Jordan’s troubled relationship with its mosques
Jordan appears to be tightening its grip on religious messages coming out of its mosques but it may be offering its preachers more sticks than carrots.
Jordanian chief justice Ahmad Hilayel resigned two days after delivering a Friday sermon during which he rebuked Gulf states for not stepping up their financial aid to Jordan.
“As an imam of this country and one of its scholars, I am addressing the Gulf’s leaders, kings, emirs, sheikhs and wise men,” he said in a sermon broadcast live on Jordanian state television January 20th from Amman’s King Hussein mosque.
“The (financial) situation has reached a tipping point (in Jordan)… so where is your help, where is your money and where are your riches?”
Hilayel said the Jordanian state could collapse if people were to take to the streets, warning that would lead to chaos and destruction as in Syria, Iraq and Libya. “Would you like to see such a scenario (happen in Jordan)?” he asked.
Many criticised Hilayel for embarrassing the government in front of its financial backers in the Gulf and some took issue with his use of the Friday sermon to deliver a political message. Musa al-Odwan, a retired army general and writer, told Al Jazeera that Hilayel had “no business talking politics” as he is a religious judge.
It is thought that Hilayel agreed to resign to save face rather than being fired.
Jordan’s Religious Affairs Ministry on January 10th said it had dismissed 15 mosque preachers and disciplined seven others for refusing to take part in nationwide memorial prayers for Jordanian troops killed in clashes with gunmen who had attacked a tourist site in Karak province.
The Islamic State (ISIS) claimed the December 18th attack in which 11 members of the security forces and three civilians, including a Canadian tourist, were killed. The kingdom has been hit by number of ISIS attacks in the past year.

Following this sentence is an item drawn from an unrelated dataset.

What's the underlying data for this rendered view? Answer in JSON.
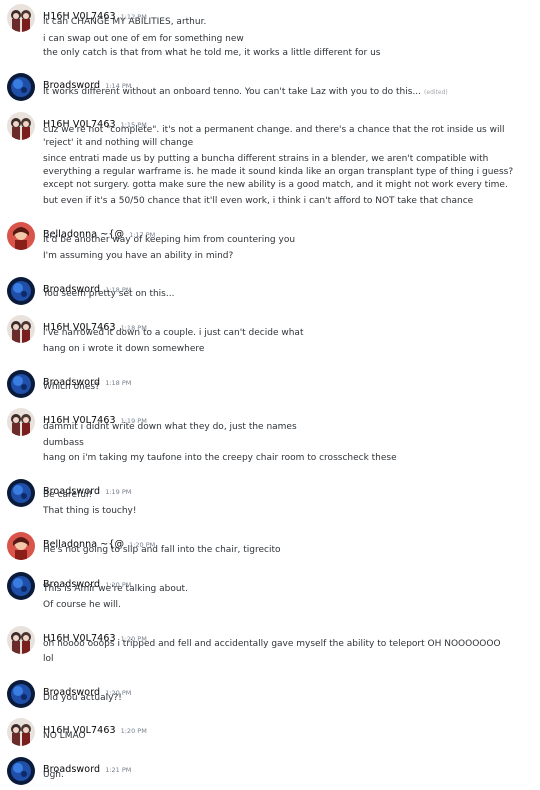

Observers said Jordan may be changing course from its policy of trying to contain hard-line preachers towards a more confrontational approach.
“In the past, the authorities opted for negotiation. Two years ago they released two leading jihadists, Abu Muhammad al-Maqdisi and Abu Qatada al-Filastini, in an attempt to co-opt their followers into their own war on Islamic State,” the Economist wrote in September 2016.
“More recently, though, they have gone for round-ups. Hundreds of cells have been broken up. And so far this year 1,100 Jordanians have been hauled before military courts on terrorism charges,” it added.
However, the government would still have to rely on cooperative preachers to do its bidding in religious circles.
One preacher, Ali al-Halabi, issued a religious edict saying that Jordanians must not pray for the souls or attend the funerals of the “terrorists” killed by the army in Karak. Halabi insisted they would still be regarded as Muslims but added that the militants cannot have ordinary burials and the public must always be reminded of their “deviant creeds”.
The government has installed closed-circuit cameras in a number of mosques, although the vast majority of them are not electronically monitored. Local informants attending prayers are reportedly the most common way for the government to keep an eye on places of worship.
Local media reported that the government promised to award bonuses to state-appointed mosque preachers who are “distinguished in their work”. The proposal includes studying the preachers’ sermons as part of the evaluation process.
The Prime Ministry’s coordinator for human rights, Basil al- Tarawneh, said the Religious Affairs Ministry was carrying out recommendations from the National Centre for Human Rights. The recommendations include familiarising mosque preachers with matters of human rights and “combating extremist thought”, the official Petra news agency said.
A similar initiative is reportedly being coordinated with the Ministry of Social Development to make mosque preachers more aware of women’s rights.
However, in improvised areas such as Zarqa governorate, where the spread of radicalisation is more likely, officials are warning that the housing accommodations for mosque imams are “not suitable for habitation”.
Many of the accommodations are damp and have no access to sunlight as they are built under the mosques, Youssef al-Shalabi, the head of the religious endowment department in Zarqa, said in late January.
Some of the residents are exposed to flooding from nearby mosque toilets, creating a smell that was making some preachers ill.
A government report released last October stated that many of the imams’ children have asthma and other illnesses due to poor housing conditions.
One imam told the Jordanian newspaper al-Ghad that he lives with his wife and five children in a 90-sq.-metre residence.
Accommodation is not provided to all imams. Most cannot afford to live elsewhere as they are required to be in the mosque from early hours of the day until late at night due to the timing of prayers.
Such living conditions may put additional strain on the relationship between the state and the imams it employs.